- Title: Ameen-e-Shari'at

Personal life
- Born: 2 November 1927 Saudagran Mohalla, Bareilly, Uttar Pradesh
- Died: 9 November 2015 (aged 88) Bareilly, Uttar Pradesh
- Resting place: Kankar Tola, Bareilly, Uttar Pradesh
- Children: Mufti Salman Raza Khan, Mufti Noman Raza Khan
- Parent: Mufti Hasnain Raza Khan (father);
- Era: Modern Era
- Region: South Asia
- Known for: Mazameen-e-Ameen-e-Shariat

Religious life
- Religion: Islam
- Denomination: Sunni
- Jurisprudence: Hanafi
- Creed: Maturidi
- Movement: Barelvi Movement

Muslim leader
- Influenced by Ahmed Raza Khan Barelvi;

= Sibtain Raza Khan =

Indian Sufi saint

Mufti Sibtain Raza Khan (2 November 1927 – 9 November 2015) also known as Ameen-e-Shari'at (Protector of Shariah) was an Islamic scholar, Sufi, author and Islamic Poet from India. He was the grandson of Hassan Raza Khan. He is known for writing the Mazameen-e-Ameen-e-Shariat.

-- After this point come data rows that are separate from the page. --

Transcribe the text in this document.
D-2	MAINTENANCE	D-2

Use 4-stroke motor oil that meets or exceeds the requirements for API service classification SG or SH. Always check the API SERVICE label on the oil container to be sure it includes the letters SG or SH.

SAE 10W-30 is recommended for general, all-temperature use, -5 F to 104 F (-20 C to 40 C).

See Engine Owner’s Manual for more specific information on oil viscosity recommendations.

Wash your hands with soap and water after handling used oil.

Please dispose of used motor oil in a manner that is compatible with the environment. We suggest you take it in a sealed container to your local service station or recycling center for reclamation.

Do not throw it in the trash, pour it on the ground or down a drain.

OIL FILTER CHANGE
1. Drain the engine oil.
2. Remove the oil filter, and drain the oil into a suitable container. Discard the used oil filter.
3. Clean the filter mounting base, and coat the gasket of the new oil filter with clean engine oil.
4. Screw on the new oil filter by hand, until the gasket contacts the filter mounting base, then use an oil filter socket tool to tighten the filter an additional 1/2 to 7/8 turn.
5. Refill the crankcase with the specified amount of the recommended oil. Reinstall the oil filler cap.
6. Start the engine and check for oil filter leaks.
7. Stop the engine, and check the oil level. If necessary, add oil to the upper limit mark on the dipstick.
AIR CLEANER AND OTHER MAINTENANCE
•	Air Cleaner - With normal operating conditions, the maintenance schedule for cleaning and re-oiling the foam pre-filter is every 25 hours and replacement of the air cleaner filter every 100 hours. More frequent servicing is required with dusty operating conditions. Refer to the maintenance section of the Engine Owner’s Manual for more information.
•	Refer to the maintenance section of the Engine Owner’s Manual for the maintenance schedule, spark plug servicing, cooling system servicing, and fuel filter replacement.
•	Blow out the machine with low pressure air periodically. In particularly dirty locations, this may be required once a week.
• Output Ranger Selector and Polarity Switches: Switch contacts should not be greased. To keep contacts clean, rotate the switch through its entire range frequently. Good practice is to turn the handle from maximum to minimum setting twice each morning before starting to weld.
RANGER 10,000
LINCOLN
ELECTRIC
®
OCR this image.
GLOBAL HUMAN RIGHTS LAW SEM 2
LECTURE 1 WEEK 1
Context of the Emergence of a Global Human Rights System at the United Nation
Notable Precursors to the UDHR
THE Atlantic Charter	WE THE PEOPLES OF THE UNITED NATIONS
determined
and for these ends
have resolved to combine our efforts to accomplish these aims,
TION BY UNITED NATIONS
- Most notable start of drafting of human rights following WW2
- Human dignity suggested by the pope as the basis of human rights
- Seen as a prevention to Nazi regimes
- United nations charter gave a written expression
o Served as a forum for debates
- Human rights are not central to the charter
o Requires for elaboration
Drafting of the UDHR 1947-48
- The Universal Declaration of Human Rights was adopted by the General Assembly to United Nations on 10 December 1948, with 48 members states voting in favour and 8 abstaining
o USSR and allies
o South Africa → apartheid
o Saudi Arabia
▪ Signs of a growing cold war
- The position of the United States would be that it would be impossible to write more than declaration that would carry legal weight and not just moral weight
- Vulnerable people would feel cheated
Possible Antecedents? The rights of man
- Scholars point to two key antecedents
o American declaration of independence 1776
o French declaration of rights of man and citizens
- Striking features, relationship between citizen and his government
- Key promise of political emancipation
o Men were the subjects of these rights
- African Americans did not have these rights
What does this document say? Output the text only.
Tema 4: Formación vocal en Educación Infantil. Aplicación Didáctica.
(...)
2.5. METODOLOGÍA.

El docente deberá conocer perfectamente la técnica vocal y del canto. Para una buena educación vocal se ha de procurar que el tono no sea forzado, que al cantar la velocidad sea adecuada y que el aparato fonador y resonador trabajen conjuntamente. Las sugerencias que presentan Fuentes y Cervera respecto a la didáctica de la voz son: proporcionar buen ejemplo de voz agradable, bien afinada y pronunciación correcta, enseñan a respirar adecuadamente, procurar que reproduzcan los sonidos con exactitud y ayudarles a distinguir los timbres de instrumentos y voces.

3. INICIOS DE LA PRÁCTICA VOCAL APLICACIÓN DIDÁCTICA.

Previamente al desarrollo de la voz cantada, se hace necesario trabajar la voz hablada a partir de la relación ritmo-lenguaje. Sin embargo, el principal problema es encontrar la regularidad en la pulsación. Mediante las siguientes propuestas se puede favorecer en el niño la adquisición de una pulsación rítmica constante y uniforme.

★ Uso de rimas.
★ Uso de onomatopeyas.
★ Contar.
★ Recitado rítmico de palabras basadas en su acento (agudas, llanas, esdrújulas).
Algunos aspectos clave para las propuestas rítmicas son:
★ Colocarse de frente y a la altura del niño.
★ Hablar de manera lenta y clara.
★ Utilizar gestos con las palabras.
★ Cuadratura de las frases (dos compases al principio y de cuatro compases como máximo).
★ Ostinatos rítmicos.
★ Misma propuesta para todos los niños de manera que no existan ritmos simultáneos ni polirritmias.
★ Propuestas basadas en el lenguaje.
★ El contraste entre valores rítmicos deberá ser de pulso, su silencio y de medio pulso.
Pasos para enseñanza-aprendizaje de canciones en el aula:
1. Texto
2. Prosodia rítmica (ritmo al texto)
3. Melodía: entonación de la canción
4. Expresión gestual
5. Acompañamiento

== Early life and education ==
Mufti Sibtain Raza Khan was born to Mufti Hasnain Raza Khan Quadri son of Hassan Raza Khan younger brother of Ahmad Raza Khan on 2 November 1927.

Raza Khan attained most of his early education from his father Hasnain Raza Khan and spiritually from Mustafa Raza Khan. He studied various branches of knowledge under the guidance of great personalities of that time like Sadr al-Shariah Amjad Ali Aazmi, Mohaddis e Azam Pakistan Maulana Sardar Ahmed Khan, Moulana Qazi Shamsuddin, Shiekh al-Hadees Ghulam Muhammad Yaeen Poornavi

== Later life and legacy ==
Sibtain Raza has spend nearly 52 years of his life in Chhattisgarh and other southern area by providing various Islamic services to the Muslim Community. Many religious institutions have been named after his death. He died at the age of 93 on 9 November 2015. His Urs festival is celebrated annually, which is marked by various religious programmes.